Cet art permanent de l’équilibrisme, une République qui, ontologiquement ne la possède pas, s’auto détruit. Cela a été le cas après la 1ére guerre mondiale, de la République de Weimar qui a abouti à la désignation somme toute démocratique d’Hitler comme chancelier en 1933 alors qu’il avait déjà publié Mein Kampf contenant toutes ses théories nauséabondes sur les races et les peuples.

Cela ne saurait être le cas de notre pays qui, à l’échelle du continent est une démocratie majeure. Il a juste intérêt à davantage se « républicaniser » ; c’est-à-dire que la mystique de la chose publique soit mieux partagée, que le citoyen soit mieux respecté et protégé, qu’on tende plus vers une gouvernance des Lois à la place de celle des hommes. Se républicaniser davantage exige aussi que la démocratie représentative sur laquelle s’appuie notre République produise des institutions solides et respectées, animées par des citoyens légitimes, honnêtes, compétents et engagés.

A cet égard, les dernières supputations autour de la déclaration de politique générale (DPG) nous inquiètent et nous font penser que le Gatsa-Gatsa cherche maintenant à s’implanter bruyamment dans les institutions dont la perversion a atteint des sommets avec une Assemblée Nationale qui falsifie des lois. Décidemment, le mal est profond ; ce qui devrait pousser les nouvelles autorités à plus de sérénité et de lucidité car il est de leur responsabilité d’arrêter la chienlit qui se développe dans ce pays.

C’est pourquoi, j’ai apprécié leur réaction musclée en réponse aux insanités, aux atteintes à l’honneur des gens respectables, aux élucubrations malsaines autour de la mutation d’un officier général. Mais elles-mêmes doivent aussi savoir qu’on ne gouverne pas dans le vacarme.

Le Verbe Pastéfien, haut, incisif, mordant, pour ne pas dire insolent (qui avait peut- être le prétexte d’être celui de la résistance) qui leur a permis d’accéder au pouvoir, ne

saurait gouverner. De même, il est bon que les anciens tenants du pouvoir sachent que ce qu’on a perdu dans le bruit ne se récupère pas par le bruit.

Nos politiciens malheureusement dans leur immense majorité semblent ignorer les préceptes du sage Afghan Rùmi qui disait à un de ses disciples un peu trop agité : « élèves tes mots, pas ta voix. C’est la pluie qui fait grandir les plantes, pas le tonnerre».

Notre coutume républicaine, les principes d’une démocratie représentative consacrés par la constitution sénégalaise exigent, donc du Premier ministre qu’il fasse sa déclaration de politique générale devant l’assemblée nationale.
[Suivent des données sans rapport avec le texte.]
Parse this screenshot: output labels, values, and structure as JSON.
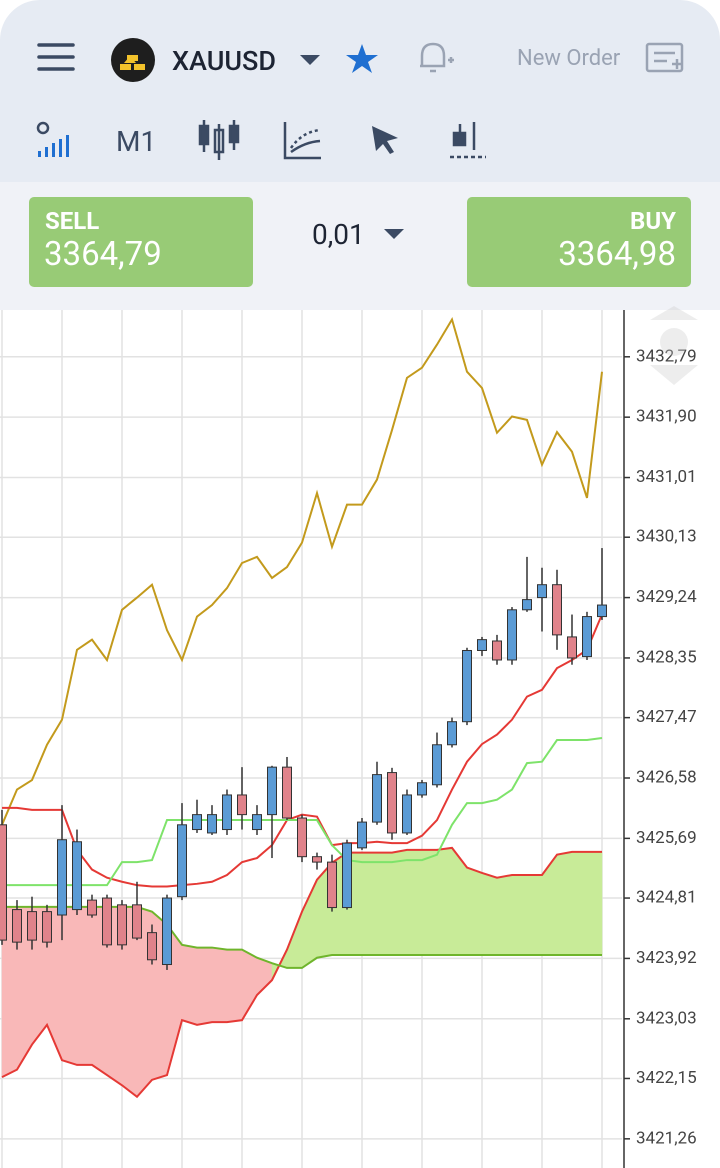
{
  "header": {
    "symbol": "XAUUSD",
    "new_order": "New Order",
    "timeframe": "M1"
  },
  "trade_panel": {
    "sell_label": "SELL",
    "sell_price": "3364,79",
    "volume": "0,01",
    "buy_label": "BUY",
    "buy_price": "3364,98"
  },
  "chart_data": {
    "type": "candlestick",
    "categories": [
      null,
      null,
      null,
      null,
      null,
      null,
      null,
      null,
      null,
      null,
      null,
      null,
      null,
      null,
      null,
      null,
      null,
      null,
      null,
      null,
      null,
      null,
      null,
      null,
      null,
      null,
      null,
      null,
      null,
      null,
      null,
      null,
      null,
      null,
      null,
      null,
      null,
      null,
      null,
      null,
      null
    ],
    "open": [
      3425.89,
      3424.64,
      3424.61,
      3424.61,
      3424.56,
      3424.64,
      3424.78,
      3424.81,
      3424.71,
      3424.71,
      3424.3,
      3423.83,
      3424.83,
      3425.82,
      3425.77,
      3425.82,
      3426.33,
      3425.82,
      3426.04,
      3426.74,
      3425.99,
      3425.42,
      3425.34,
      3424.67,
      3425.55,
      3425.93,
      3426.66,
      3425.77,
      3426.33,
      3426.48,
      3427.07,
      3427.41,
      3428.46,
      3428.6,
      3428.32,
      3429.06,
      3429.24,
      3429.43,
      3428.66,
      3428.37,
      3428.96
    ],
    "high": [
      3426.11,
      3424.78,
      3424.83,
      3424.71,
      3426.18,
      3425.82,
      3424.86,
      3424.86,
      3424.78,
      3425.05,
      3424.42,
      3424.86,
      3426.21,
      3426.26,
      3426.18,
      3426.41,
      3426.74,
      3426.18,
      3426.76,
      3426.89,
      3426.04,
      3425.48,
      3425.45,
      3425.67,
      3425.99,
      3426.82,
      3426.73,
      3426.41,
      3426.55,
      3427.25,
      3427.47,
      3428.5,
      3428.66,
      3428.69,
      3429.1,
      3429.84,
      3429.68,
      3429.65,
      3428.99,
      3429.03,
      3429.97
    ],
    "low": [
      3424.12,
      3424.05,
      3424.05,
      3424.08,
      3424.19,
      3424.56,
      3424.52,
      3424.08,
      3424.05,
      3424.19,
      3423.83,
      3423.75,
      3424.78,
      3425.77,
      3425.74,
      3425.74,
      3425.82,
      3425.74,
      3425.4,
      3425.96,
      3425.34,
      3425.23,
      3424.61,
      3424.64,
      3425.52,
      3425.89,
      3425.67,
      3425.74,
      3426.29,
      3426.44,
      3427.03,
      3427.36,
      3428.38,
      3428.25,
      3428.25,
      3429.03,
      3428.74,
      3428.47,
      3428.25,
      3428.32,
      3428.91
    ],
    "close": [
      3424.19,
      3424.16,
      3424.19,
      3424.16,
      3425.67,
      3425.64,
      3424.56,
      3424.12,
      3424.12,
      3424.22,
      3423.9,
      3424.81,
      3425.89,
      3426.04,
      3426.04,
      3426.33,
      3426.04,
      3426.04,
      3426.74,
      3425.99,
      3425.42,
      3425.34,
      3424.67,
      3425.62,
      3425.93,
      3426.63,
      3425.77,
      3426.33,
      3426.51,
      3427.07,
      3427.41,
      3428.46,
      3428.62,
      3428.32,
      3429.06,
      3429.21,
      3429.43,
      3428.69,
      3428.35,
      3428.96,
      3429.13
    ],
    "up_color": "#5b9bd5",
    "down_color": "#e0838b",
    "lines": [
      {
        "color": "#c39a1c",
        "values": [
          3425.89,
          3426.41,
          3426.55,
          3427.07,
          3427.44,
          3428.47,
          3428.62,
          3428.32,
          3429.06,
          3429.24,
          3429.43,
          3428.76,
          3428.32,
          3428.96,
          3429.13,
          3429.38,
          3429.75,
          3429.84,
          3429.53,
          3429.69,
          3430.05,
          3430.78,
          3429.99,
          3430.61,
          3430.61,
          3430.98,
          3431.71,
          3432.48,
          3432.63,
          3432.97,
          3433.34,
          3432.57,
          3432.33,
          3431.67,
          3431.91,
          3431.86,
          3431.2,
          3431.68,
          3431.39,
          3430.71,
          3432.57
        ]
      },
      {
        "color": "#e53935",
        "values": [
          3426.14,
          3426.14,
          3426.11,
          3426.11,
          3426.11,
          3425.52,
          3425.23,
          3425.11,
          3425.05,
          3425.0,
          3424.98,
          3424.98,
          3425.0,
          3425.02,
          3425.05,
          3425.15,
          3425.34,
          3425.4,
          3425.59,
          3425.96,
          3426.04,
          3426.01,
          3425.59,
          3425.62,
          3425.62,
          3425.64,
          3425.62,
          3425.62,
          3425.73,
          3425.96,
          3426.41,
          3426.82,
          3427.08,
          3427.22,
          3427.44,
          3427.78,
          3427.88,
          3428.2,
          3428.32,
          3428.47,
          3428.99
        ]
      },
      {
        "color": "#7ee36a",
        "values": [
          3425.0,
          3425.0,
          3425.0,
          3425.0,
          3425.0,
          3425.0,
          3425.0,
          3425.0,
          3425.34,
          3425.34,
          3425.37,
          3425.96,
          3425.96,
          3425.96,
          3425.96,
          3425.96,
          3425.96,
          3425.96,
          3425.96,
          3425.96,
          3425.96,
          3425.96,
          3425.59,
          3425.37,
          3425.34,
          3425.34,
          3425.34,
          3425.37,
          3425.37,
          3425.45,
          3425.89,
          3426.21,
          3426.21,
          3426.26,
          3426.41,
          3426.8,
          3426.82,
          3427.14,
          3427.14,
          3427.14,
          3427.17
        ]
      }
    ],
    "cloud": {
      "span_a": [
        3422.17,
        3422.28,
        3422.65,
        3422.94,
        3422.42,
        3422.35,
        3422.35,
        3422.2,
        3422.05,
        3421.88,
        3422.13,
        3422.2,
        3423.01,
        3422.94,
        3422.98,
        3422.98,
        3423.01,
        3423.38,
        3423.6,
        3424.05,
        3424.61,
        3425.08,
        3425.33,
        3425.48,
        3425.48,
        3425.48,
        3425.48,
        3425.52,
        3425.52,
        3425.52,
        3425.55,
        3425.26,
        3425.18,
        3425.11,
        3425.15,
        3425.15,
        3425.15,
        3425.45,
        3425.49,
        3425.49,
        3425.49
      ],
      "span_b": [
        3424.68,
        3424.68,
        3424.68,
        3424.68,
        3424.68,
        3424.68,
        3424.68,
        3424.68,
        3424.68,
        3424.68,
        3424.61,
        3424.42,
        3424.12,
        3424.08,
        3424.08,
        3424.05,
        3424.05,
        3423.93,
        3423.85,
        3423.78,
        3423.78,
        3423.93,
        3423.97,
        3423.97,
        3423.97,
        3423.97,
        3423.97,
        3423.97,
        3423.97,
        3423.97,
        3423.97,
        3423.97,
        3423.97,
        3423.97,
        3423.97,
        3423.97,
        3423.97,
        3423.97,
        3423.97,
        3423.97,
        3423.97
      ],
      "span_a_color": "#e53935",
      "span_b_color": "#6fb52c",
      "up_fill": "#c8eb98",
      "down_fill": "#f9b8b8"
    },
    "ylim": [
      3420.83,
      3433.48
    ],
    "yticks": [
      {
        "value": 3432.79,
        "label": "3432,79"
      },
      {
        "value": 3431.9,
        "label": "3431,90"
      },
      {
        "value": 3431.01,
        "label": "3431,01"
      },
      {
        "value": 3430.13,
        "label": "3430,13"
      },
      {
        "value": 3429.24,
        "label": "3429,24"
      },
      {
        "value": 3428.35,
        "label": "3428,35"
      },
      {
        "value": 3427.47,
        "label": "3427,47"
      },
      {
        "value": 3426.58,
        "label": "3426,58"
      },
      {
        "value": 3425.69,
        "label": "3425,69"
      },
      {
        "value": 3424.81,
        "label": "3424,81"
      },
      {
        "value": 3423.92,
        "label": "3423,92"
      },
      {
        "value": 3423.03,
        "label": "3423,03"
      },
      {
        "value": 3422.15,
        "label": "3422,15"
      },
      {
        "value": 3421.26,
        "label": "3421,26"
      }
    ],
    "grid": true
  }
}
Envisager de la faire ailleurs c’est aussi vouloir falsifier le règlement intérieur de notre République. C’est aussi du Gatsa Gatsa. Mais c’est surtout du Bonapartisme, ce qui est aux antipodes de l’esprit d’une démocratie représentative, qui voudrait que même les adresses à la nation du Président de la République fussent parcimonieuses et inscrites dans des solennités particulières, à fortiori le Premier ministre que la République ne reconnait ès qualité que grâce à un décret présidentiel confirmé par un vote de confiance des députés.

La disposition institutionnelle et le rituel républicain qui l’exigent, octroient à la déclaration de politique générale, un caractère solennel qui en fait naturellement un moment fort de notre démocratie. Notre République a grandement besoin aujourd’hui de ces temps précieux qui permettent à nos hommes politiques de se parler directement et officiellement.

En effet, la parole politique s’est tellement affaissée ces dernières années, que beaucoup d’énergumènes, encouragés et même parfois attirés par la vacuité et la misère du débat public, se sont infiltrés dans l’espace politique, ont renforcé le discrédit des habitants légitimes pour mieux les supplanter graduellement et ont envahi aujourd’hui toutes les sphères de la vie économique et sociale du pays.

Des échanges institutionnels et formels entre « Véritables hommes politiques » sont donc le meilleur moyen d’identifier et de neutraliser ces clandestins de la politique qui ont d’autres ambitions que la gestion saine de la cité.

Encore faudrait-il, que ces échanges soient empreints de cordialité et de civilité, qu’ils promeuvent la tolérance, la sobriété, le dévouement à la chose publique, et qu’ils contribuent in fine à la consolidation et au renforcement de la République.